A new exhibition asking what it means to be employed in a world of zero-hour contracts, austerity and automation opens in Liverpool this week.

Royal College of Art, What's your Number
Royal College of Art, What’s your Number

Time & Motion: Redefining Working Life is the final result of a long-term collaboration between FACT and the Royal College of Art’s Creative Exchange Hub that explores changes in the organisation of labour in the post-industrial age.

The two organisations spent more than a year and a half undertaking research through which they chose artists from the fields of video, installation, and coding for the show.

Cohen Van Balen, 75-Watt

Source: c Cohen Van Balen

Cohen Van Balen, 75-Watt

FACT spokesperson Elliot Callard says, ‘It seemed to be essential to ask some fundamental questions through the eyes of artists about how we are coming to terms with working life within an increasingly digital culture.’

The season at FACT is accompanied by the release of an online game designed by the Royal College of Art.  The game serves as a tool for the player to calculate how their life divides into rest, work and leisure with predominantly depressing results.

Harun Faroki, A New Product
Harun Faroki, A New Product

Another game has been devised by Italian art group Molleindustria who, in their own words, produce, ‘radical games against the tyranny of entertainment’. Their piece, To Build a Better Mousetrap, explores the strange relationship between work and leisure through the medium of an online management game.

Mari Velonaki, Diamandini.
Mari Velonaki, Diamandini.

The exhibition will also be hosting Mari Velonaki’s Diamandini, an eerie robotic sculpture that invites visitors to contemplate their relationship with technology.
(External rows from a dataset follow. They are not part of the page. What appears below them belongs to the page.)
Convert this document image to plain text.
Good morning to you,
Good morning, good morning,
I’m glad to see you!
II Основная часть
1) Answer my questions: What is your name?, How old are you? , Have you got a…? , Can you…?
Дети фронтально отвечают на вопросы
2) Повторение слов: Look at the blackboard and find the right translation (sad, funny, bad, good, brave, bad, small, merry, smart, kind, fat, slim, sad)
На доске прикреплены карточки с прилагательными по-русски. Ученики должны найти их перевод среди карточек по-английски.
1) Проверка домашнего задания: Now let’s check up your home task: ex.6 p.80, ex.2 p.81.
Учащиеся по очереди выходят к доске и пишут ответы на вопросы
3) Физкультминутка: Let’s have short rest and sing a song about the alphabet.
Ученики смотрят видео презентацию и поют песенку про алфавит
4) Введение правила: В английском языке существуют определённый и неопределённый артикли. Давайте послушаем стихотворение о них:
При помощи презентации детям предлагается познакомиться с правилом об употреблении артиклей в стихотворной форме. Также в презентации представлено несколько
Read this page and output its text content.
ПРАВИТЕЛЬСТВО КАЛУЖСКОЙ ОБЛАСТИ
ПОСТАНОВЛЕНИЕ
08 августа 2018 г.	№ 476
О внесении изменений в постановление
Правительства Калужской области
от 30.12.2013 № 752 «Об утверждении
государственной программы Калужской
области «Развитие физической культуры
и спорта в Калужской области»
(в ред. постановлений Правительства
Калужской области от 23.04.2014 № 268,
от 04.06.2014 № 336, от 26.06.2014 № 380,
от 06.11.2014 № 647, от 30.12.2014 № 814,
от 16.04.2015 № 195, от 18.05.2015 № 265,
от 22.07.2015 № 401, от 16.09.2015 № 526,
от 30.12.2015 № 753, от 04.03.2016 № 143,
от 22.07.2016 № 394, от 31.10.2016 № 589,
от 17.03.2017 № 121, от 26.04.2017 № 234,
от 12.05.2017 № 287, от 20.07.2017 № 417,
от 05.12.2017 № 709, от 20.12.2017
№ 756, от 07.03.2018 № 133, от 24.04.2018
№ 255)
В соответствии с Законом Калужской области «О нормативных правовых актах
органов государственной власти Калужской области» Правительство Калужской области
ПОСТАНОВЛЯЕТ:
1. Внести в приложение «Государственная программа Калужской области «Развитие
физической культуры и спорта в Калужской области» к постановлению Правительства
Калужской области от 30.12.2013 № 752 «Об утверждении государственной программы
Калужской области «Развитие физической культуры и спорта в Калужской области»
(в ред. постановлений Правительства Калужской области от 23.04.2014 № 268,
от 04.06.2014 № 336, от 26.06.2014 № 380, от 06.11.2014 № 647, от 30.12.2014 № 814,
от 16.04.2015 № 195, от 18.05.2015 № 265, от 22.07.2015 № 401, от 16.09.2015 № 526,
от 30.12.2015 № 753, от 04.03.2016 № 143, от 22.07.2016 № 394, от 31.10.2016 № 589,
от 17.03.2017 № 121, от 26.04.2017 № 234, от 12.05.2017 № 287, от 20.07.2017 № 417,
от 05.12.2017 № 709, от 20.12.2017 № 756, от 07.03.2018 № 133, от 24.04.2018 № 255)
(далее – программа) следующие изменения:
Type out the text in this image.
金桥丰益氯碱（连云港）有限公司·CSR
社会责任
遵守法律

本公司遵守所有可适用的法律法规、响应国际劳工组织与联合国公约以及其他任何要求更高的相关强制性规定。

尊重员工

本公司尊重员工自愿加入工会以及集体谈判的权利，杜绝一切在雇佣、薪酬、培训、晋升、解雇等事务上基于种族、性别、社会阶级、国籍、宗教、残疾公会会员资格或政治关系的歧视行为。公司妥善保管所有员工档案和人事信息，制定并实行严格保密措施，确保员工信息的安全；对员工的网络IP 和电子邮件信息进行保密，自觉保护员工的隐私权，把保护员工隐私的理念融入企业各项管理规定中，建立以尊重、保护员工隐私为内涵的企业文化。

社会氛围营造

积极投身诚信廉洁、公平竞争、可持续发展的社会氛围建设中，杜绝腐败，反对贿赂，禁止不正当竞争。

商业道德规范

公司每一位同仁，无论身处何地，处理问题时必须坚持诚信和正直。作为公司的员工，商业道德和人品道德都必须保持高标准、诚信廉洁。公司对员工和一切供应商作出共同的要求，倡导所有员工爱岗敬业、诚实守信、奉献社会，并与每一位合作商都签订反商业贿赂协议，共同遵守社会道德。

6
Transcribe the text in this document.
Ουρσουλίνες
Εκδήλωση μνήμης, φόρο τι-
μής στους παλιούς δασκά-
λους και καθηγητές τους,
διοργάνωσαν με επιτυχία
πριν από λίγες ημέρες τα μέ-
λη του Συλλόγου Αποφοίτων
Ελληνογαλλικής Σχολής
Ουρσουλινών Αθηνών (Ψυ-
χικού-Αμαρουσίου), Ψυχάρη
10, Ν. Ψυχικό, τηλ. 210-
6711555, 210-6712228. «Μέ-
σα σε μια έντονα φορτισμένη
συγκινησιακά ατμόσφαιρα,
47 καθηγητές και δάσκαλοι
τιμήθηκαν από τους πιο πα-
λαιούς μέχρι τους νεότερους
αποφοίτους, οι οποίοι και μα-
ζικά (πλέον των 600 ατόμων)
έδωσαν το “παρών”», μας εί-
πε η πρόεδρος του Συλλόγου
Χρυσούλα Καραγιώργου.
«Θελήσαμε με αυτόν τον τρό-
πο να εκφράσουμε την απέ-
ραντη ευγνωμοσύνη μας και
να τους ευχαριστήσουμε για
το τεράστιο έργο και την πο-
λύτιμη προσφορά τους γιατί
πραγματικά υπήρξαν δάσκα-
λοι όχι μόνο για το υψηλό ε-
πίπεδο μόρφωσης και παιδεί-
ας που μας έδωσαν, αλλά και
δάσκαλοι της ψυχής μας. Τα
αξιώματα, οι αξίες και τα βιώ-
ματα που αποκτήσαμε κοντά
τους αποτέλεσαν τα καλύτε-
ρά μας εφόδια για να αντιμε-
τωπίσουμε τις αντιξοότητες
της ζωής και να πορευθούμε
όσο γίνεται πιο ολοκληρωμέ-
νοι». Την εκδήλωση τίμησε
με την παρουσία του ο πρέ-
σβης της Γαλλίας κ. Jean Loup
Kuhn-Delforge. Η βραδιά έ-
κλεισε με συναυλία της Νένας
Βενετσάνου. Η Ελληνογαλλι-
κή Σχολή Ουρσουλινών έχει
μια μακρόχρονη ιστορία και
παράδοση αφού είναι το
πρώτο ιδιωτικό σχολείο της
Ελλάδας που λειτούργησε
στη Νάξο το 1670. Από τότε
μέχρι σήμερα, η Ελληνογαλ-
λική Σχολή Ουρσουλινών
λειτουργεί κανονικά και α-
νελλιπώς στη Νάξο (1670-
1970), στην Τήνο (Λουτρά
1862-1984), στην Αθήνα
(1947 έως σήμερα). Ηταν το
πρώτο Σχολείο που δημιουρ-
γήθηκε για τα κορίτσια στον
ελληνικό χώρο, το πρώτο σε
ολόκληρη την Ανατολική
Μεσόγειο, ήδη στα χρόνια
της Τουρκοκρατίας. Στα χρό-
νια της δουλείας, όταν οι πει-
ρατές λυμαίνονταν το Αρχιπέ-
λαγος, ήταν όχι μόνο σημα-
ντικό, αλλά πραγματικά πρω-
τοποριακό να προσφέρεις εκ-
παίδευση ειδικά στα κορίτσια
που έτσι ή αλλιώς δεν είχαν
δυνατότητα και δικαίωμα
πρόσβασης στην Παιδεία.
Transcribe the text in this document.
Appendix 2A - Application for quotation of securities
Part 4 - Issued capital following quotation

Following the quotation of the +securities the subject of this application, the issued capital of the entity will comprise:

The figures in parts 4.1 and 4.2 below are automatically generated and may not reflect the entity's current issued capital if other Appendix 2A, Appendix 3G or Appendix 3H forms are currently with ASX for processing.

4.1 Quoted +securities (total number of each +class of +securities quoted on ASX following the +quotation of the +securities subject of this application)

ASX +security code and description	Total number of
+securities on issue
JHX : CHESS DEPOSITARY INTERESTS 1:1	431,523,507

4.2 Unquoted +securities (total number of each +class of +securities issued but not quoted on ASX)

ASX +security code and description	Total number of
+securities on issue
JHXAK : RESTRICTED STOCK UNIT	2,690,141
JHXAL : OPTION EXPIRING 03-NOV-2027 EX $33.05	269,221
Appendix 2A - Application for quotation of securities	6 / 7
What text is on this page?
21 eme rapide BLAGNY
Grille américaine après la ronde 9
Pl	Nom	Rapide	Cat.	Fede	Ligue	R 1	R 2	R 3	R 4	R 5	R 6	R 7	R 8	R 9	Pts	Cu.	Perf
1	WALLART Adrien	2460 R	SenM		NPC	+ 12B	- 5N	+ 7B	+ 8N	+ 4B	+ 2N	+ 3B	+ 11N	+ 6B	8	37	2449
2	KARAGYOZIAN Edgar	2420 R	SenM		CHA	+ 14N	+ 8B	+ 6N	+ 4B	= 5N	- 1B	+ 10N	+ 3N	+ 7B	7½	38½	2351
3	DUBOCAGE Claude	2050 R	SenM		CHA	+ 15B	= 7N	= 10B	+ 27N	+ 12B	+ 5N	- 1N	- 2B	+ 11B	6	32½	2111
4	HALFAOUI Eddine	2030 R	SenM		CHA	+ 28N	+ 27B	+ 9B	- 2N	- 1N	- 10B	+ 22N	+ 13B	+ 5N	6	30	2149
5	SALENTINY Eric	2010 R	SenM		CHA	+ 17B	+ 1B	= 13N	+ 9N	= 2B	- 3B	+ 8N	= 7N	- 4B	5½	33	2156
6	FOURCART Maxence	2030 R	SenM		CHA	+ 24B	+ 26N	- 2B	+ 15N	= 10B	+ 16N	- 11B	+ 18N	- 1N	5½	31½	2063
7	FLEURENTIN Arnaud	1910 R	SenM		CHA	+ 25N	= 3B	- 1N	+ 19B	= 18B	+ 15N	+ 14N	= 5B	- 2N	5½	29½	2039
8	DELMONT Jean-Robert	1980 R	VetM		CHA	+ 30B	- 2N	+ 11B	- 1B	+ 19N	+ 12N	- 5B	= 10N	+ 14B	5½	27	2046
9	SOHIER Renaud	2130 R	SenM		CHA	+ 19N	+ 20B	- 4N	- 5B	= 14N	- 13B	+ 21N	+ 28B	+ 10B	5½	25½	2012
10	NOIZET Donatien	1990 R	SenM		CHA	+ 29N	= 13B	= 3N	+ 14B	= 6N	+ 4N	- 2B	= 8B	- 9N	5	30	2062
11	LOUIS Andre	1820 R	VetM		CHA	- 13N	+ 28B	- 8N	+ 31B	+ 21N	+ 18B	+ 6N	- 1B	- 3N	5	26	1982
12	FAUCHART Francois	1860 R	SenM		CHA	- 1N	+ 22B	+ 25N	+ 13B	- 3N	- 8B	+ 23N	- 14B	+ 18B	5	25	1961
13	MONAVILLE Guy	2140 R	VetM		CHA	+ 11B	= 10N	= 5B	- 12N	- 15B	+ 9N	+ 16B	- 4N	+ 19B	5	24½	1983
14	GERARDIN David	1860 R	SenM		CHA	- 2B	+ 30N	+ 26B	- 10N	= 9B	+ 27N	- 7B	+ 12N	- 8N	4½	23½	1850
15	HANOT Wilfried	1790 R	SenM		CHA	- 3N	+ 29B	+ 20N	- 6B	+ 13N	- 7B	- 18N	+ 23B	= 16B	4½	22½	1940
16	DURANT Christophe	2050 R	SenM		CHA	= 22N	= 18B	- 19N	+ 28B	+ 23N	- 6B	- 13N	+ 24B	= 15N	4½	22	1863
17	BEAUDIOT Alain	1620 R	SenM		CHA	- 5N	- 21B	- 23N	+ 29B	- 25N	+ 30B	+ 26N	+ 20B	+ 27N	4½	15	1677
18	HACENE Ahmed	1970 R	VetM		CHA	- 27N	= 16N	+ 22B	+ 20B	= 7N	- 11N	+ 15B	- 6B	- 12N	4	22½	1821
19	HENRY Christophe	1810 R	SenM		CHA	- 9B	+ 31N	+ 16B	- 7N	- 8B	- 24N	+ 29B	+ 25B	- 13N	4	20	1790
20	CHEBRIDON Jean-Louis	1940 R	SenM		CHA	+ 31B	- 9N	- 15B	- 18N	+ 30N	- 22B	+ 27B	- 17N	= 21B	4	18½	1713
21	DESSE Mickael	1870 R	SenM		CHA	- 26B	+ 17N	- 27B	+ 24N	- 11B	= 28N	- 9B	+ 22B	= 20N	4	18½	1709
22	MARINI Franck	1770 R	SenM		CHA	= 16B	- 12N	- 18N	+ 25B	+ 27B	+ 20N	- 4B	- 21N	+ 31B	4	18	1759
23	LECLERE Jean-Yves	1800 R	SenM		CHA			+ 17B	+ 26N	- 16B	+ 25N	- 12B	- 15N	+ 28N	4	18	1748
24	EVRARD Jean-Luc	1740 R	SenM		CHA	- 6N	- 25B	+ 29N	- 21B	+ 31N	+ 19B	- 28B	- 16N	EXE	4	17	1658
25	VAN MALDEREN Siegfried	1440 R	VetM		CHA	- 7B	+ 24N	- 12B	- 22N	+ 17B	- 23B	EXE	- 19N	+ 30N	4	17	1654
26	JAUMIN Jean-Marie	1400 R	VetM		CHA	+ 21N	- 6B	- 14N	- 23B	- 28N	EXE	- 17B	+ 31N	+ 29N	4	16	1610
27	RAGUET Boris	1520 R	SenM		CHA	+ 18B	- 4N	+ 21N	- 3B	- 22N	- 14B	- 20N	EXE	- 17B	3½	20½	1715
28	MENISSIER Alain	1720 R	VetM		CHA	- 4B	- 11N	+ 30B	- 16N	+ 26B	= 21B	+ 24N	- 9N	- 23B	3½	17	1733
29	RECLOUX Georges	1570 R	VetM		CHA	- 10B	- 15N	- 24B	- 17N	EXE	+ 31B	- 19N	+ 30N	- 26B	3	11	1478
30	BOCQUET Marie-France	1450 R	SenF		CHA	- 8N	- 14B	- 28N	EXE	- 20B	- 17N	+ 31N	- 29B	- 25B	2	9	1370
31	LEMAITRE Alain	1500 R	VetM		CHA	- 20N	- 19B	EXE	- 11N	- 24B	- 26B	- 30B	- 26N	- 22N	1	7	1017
Diamandini’s feminine porcelain figure also reminds attendees of the romantic ideas past thinkers had about the future of robotics.

Jeff Crouse and Stephanie Rothenburg, Labourers of Love.
Jeff Crouse and Stephanie Rothenburg, Labourers of Love.

Alongside the chosen artists’ work FACT will be showing films that relate to the themes of the exhibition. Screenings include Taxi Driver and Terry Gilliam’s Brazil.

Time and Motion: Redefining Working Life runs from 12 December to 9 March 2014 at FACT, 81 Wood Street, Liverpool L1.